The Devil's Backbone

[ Fiction ]

The Devil's Backbone

By Bill Wittliff

Set in wild and woolly Texas and Mexico in the 1880s, this engrossing tale of a boy’s search for his missing Momma is as full of colorful characters, folk wit and wisdom, and unexpected turns of events as the great American quest novel Adventures of Huckleberry Finn.

October 2014


33% website discount price


7 x 10 | 224 pp. | 25 illustrations

ISBN: 978-0-292-75995-4

The last the boy Papa saw of his Momma, she was galloping away on her horse Precious in the saddle her father took from a dead Mexican officer after the Battle of San Jacinto, fleeing from his Daddy, Old Karl, a vicious, tight-fisted horse trader. Momma’s flight sets Papa on a relentless quest to find her that thrusts him and his scrappy little dog Fritz into adventures all across the wild and woolly Hill Country of Central Texas, down to Mexico, and even into the realm of the ghostly “Shimmery People.” In The Devil’s Backbone, master storyteller Bill Wittliff takes readers on an exciting journey through a rough 1880s frontier as full of colorful characters and unexpected turns of events as the great American quest novel Adventures of Huckleberry Finn.

Wittliff grew up listening to stories and memories like these in his own family, and in this imaginative novel, they come to vivid life, creating an engrossing story of a Texas Huck Finn that brims with folk wisdom and sly humor.
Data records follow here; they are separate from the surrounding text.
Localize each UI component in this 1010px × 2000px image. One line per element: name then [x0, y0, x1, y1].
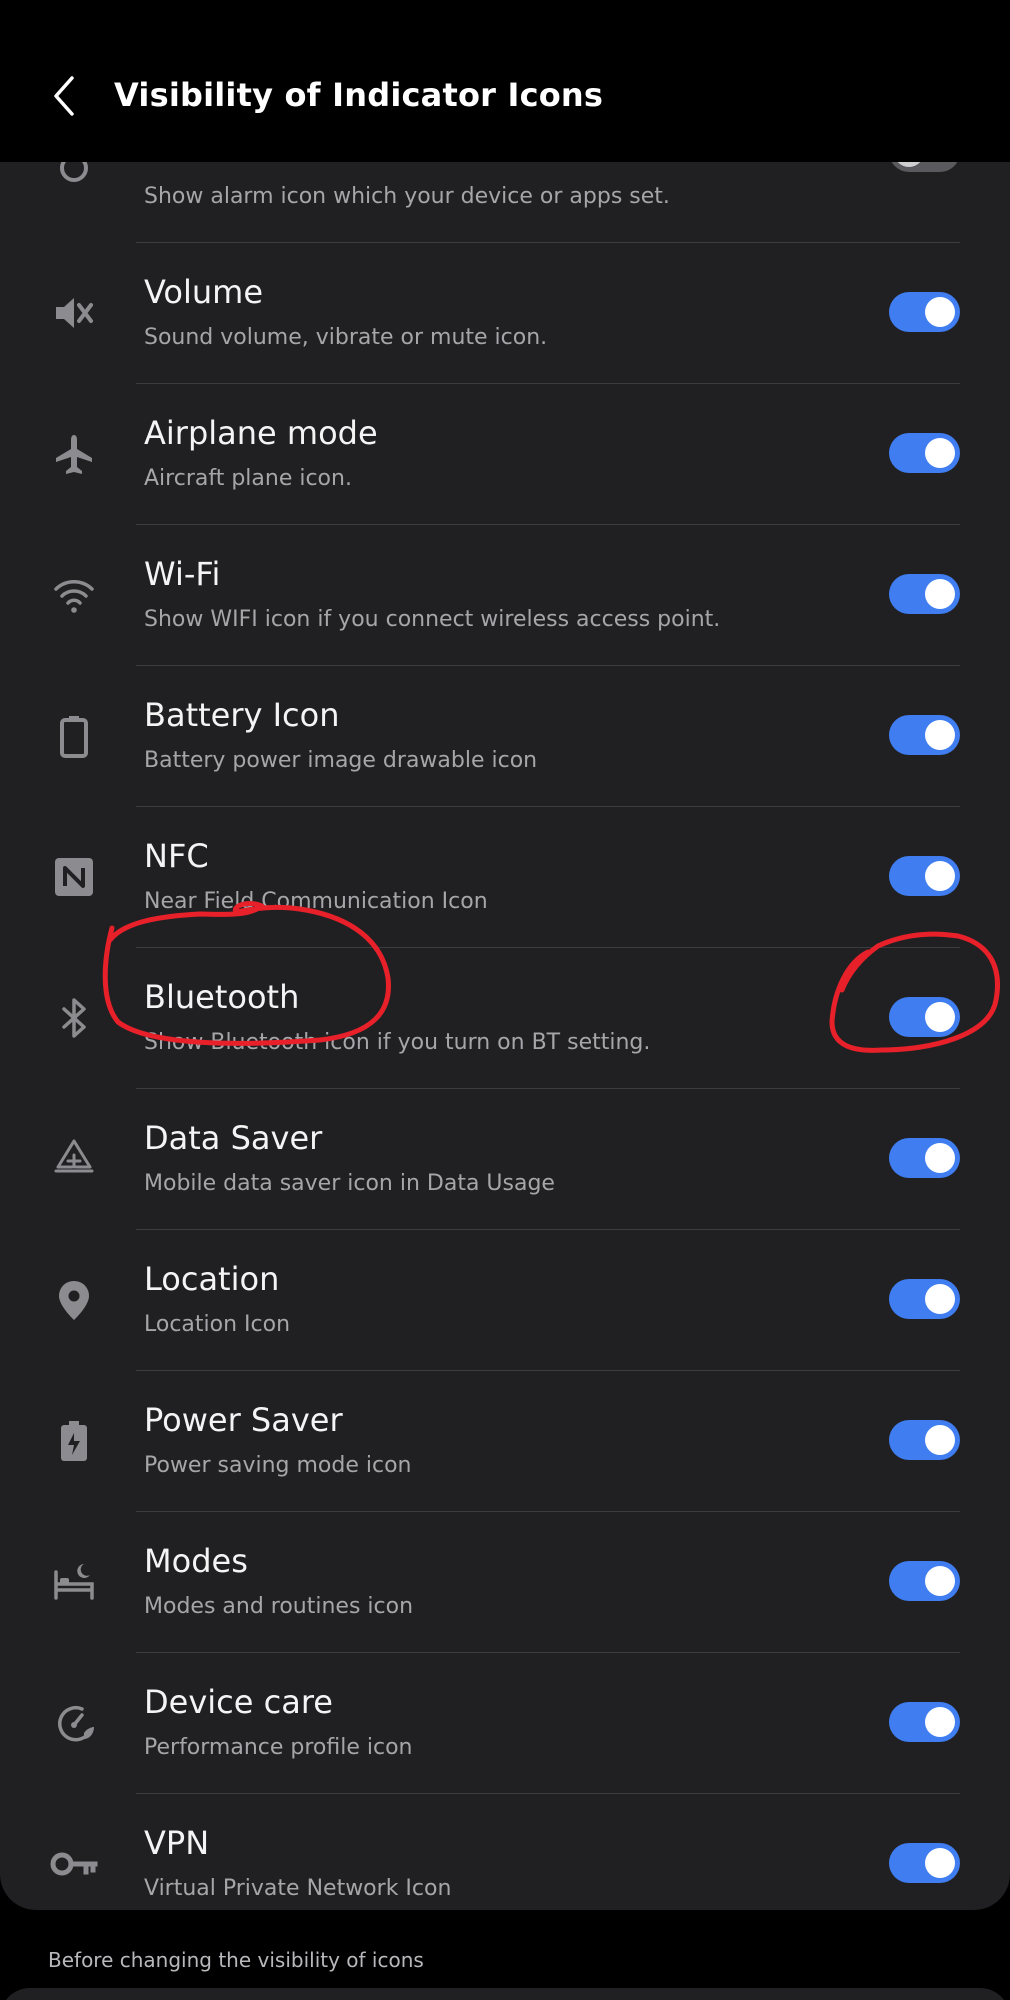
- row-title: Volume: [144, 273, 264, 311]
- battery-icon: [50, 712, 98, 760]
- row-subtitle: Sound volume, vibrate or mute icon.: [144, 325, 548, 350]
- row-title: Wi-Fi: [144, 555, 221, 593]
- row-title: VPN: [144, 1824, 210, 1862]
- key-icon: [50, 1840, 98, 1888]
- alarm-icon: [50, 162, 98, 190]
- list-item-device-care[interactable]: Device care Performance profile icon: [0, 1653, 1010, 1794]
- list-item-bluetooth[interactable]: Bluetooth Show Bluetooth icon if you tur…: [0, 948, 1010, 1089]
- row-title: Data Saver: [144, 1119, 323, 1157]
- row-title: NFC: [144, 837, 209, 875]
- toggle-switch[interactable]: [889, 292, 960, 332]
- toggle-switch[interactable]: [889, 1420, 960, 1460]
- row-subtitle: Virtual Private Network Icon: [144, 1876, 452, 1901]
- toggle-switch[interactable]: [889, 1279, 960, 1319]
- footer-note: Before changing the visibility of icons: [48, 1948, 424, 1972]
- list-item-airplane-mode[interactable]: Airplane mode Aircraft plane icon.: [0, 384, 1010, 525]
- toggle-switch[interactable]: [889, 162, 960, 172]
- bed-moon-icon: [50, 1558, 98, 1606]
- toggle-switch[interactable]: [889, 997, 960, 1037]
- list-item-data-saver[interactable]: Data Saver Mobile data saver icon in Dat…: [0, 1089, 1010, 1230]
- row-title: Location: [144, 1260, 280, 1298]
- power-saver-icon: [50, 1417, 98, 1465]
- volume-mute-icon: [50, 289, 98, 337]
- toggle-switch[interactable]: [889, 1138, 960, 1178]
- list-item-volume[interactable]: Volume Sound volume, vibrate or mute ico…: [0, 243, 1010, 384]
- bluetooth-icon: [50, 994, 98, 1042]
- row-subtitle: Mobile data saver icon in Data Usage: [144, 1171, 555, 1196]
- app-bar: Visibility of Indicator Icons: [0, 0, 1010, 162]
- toggle-switch[interactable]: [889, 433, 960, 473]
- row-title: Bluetooth: [144, 978, 300, 1016]
- airplane-icon: [50, 430, 98, 478]
- device-care-icon: [50, 1699, 98, 1747]
- row-subtitle: Show WIFI icon if you connect wireless a…: [144, 607, 721, 632]
- toggle-switch[interactable]: [889, 574, 960, 614]
- row-subtitle: Aircraft plane icon.: [144, 466, 352, 491]
- settings-list: Show alarm icon which your device or app…: [0, 162, 1010, 1910]
- list-item-nfc[interactable]: NFC Near Field Communication Icon: [0, 807, 1010, 948]
- list-item-wifi[interactable]: Wi-Fi Show WIFI icon if you connect wire…: [0, 525, 1010, 666]
- row-subtitle: Near Field Communication Icon: [144, 889, 488, 914]
- toggle-switch[interactable]: [889, 1702, 960, 1742]
- list-item-power-saver[interactable]: Power Saver Power saving mode icon: [0, 1371, 1010, 1512]
- data-saver-icon: [50, 1135, 98, 1183]
- list-item-location[interactable]: Location Location Icon: [0, 1230, 1010, 1371]
- row-title: Modes: [144, 1542, 248, 1580]
- toggle-switch[interactable]: [889, 1843, 960, 1883]
- wifi-icon: [50, 571, 98, 619]
- list-item-modes[interactable]: Modes Modes and routines icon: [0, 1512, 1010, 1653]
- row-subtitle: Modes and routines icon: [144, 1594, 414, 1619]
- row-title: Battery Icon: [144, 696, 340, 734]
- row-subtitle: Power saving mode icon: [144, 1453, 412, 1478]
- row-title: Device care: [144, 1683, 333, 1721]
- row-subtitle: Battery power image drawable icon: [144, 748, 538, 773]
- location-pin-icon: [50, 1276, 98, 1324]
- page-title: Visibility of Indicator Icons: [114, 76, 604, 114]
- back-arrow-icon: [54, 76, 74, 116]
- toggle-switch[interactable]: [889, 1561, 960, 1601]
- footer-card: [0, 1988, 1010, 2000]
- nfc-icon: [50, 853, 98, 901]
- row-subtitle: Show Bluetooth icon if you turn on BT se…: [144, 1030, 651, 1055]
- row-title: Airplane mode: [144, 414, 378, 452]
- list-item-vpn[interactable]: VPN Virtual Private Network Icon: [0, 1794, 1010, 1910]
- back-button[interactable]: [40, 64, 88, 128]
- list-item-alarm[interactable]: Show alarm icon which your device or app…: [0, 162, 1010, 243]
- list-item-battery[interactable]: Battery Icon Battery power image drawabl…: [0, 666, 1010, 807]
- row-subtitle: Location Icon: [144, 1312, 291, 1337]
- toggle-switch[interactable]: [889, 856, 960, 896]
- row-subtitle: Show alarm icon which your device or app…: [144, 184, 670, 209]
- row-subtitle: Performance profile icon: [144, 1735, 413, 1760]
- toggle-switch[interactable]: [889, 715, 960, 755]
- row-title: Power Saver: [144, 1401, 343, 1439]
A rogue’s gallery of characters thwart and aid Papa’s path—Old Karl, hell-bent on bringing the boy back to servitude on his farm, and Herman, Papa’s brother who’s got Old Karl’s horse-trading instincts and greed; Calley Pearsall, an enigmatic cowboy with “other Fish to Fry” who might be an outlaw or a trustworthy “o’Amigo”; o’Jeffey, a black seer who talks to the spirits but won’t tell Papa what she has divined about his Momma; Mister Pegleg, a three-legged coyote with whom Papa forms a poignant, nearly tragic friendship; the “Mexkins” Pepe and Peto and their father Old Crecencio, whose longing for his lost family is as strong as Papa’s; and blind Bird, a magical “blue baby” who can’t see with his eyes but who helps other people see what they hold in their hearts. Papa’s adventures draw him ever nearer to a mysterious cave that haunts his dreams—an actual cave that he discovers at last in the canyons of the Devil’s Backbone—but will he find Momma before Old Karl finds him?

Bill Wittliff
Austin, Texas

Wittliff is a distinguished screenwriter and producer, whose credits include Lonesome Dove, The Perfect Storm, The Black Stallion, and Legends of the Fall, among others. With his wife, Sally, he founded the highly regarded Encino Press and the Wittliff Collections at Texas State University–San Marcos. Wittliff’s fine art photography has been published in the books A Book of Photographs from Lonesome Dove, La Vida Brinca, and Vaquero: Genesis of the Texas Cowboy.

Jack Unruh
Dallas, Texas

Unruh is an award-winning illustrator whose art has appeared in numerous publications, including Entertainment Weekly, Rolling Stone, Atlantic Monthly, Time, Sports Illustrated, Readers Digest, New York Magazine, National Geographic, Sports Afield, Field and Stream, GQ, and Texas Monthly. His work has appeared in Communication Arts Illustration Annual since its inception and has been in numerous shows of American Illustration, Graphis, AIGA, and Print.

"This lively story, part novel and part yarn, is a fine read!"
―Larry McMurtry

"Bill Wittliff’s The Devil’s Backbone is a wonderful tale that does honor to the ancient art of storytelling. It is destined to be an American classic."
―Jim Harrison

"Charming and vastly entertaining . . . executed with skill, deft humor, and a fascinating Texas storyteller’s voice in perfect pitch. . . . It will interest readers just as Mark Twain did, for there is a wry, winking quality to the book, and the author is completely in control of all his materials."
―Ron Hansen

"It’s mythic. It’s historic. It’s folk wisdom and wit. Best of all, it’s a master storyteller at the top of his game practicing the ancient art he heard as a kid growing up in Edna in the 1940s."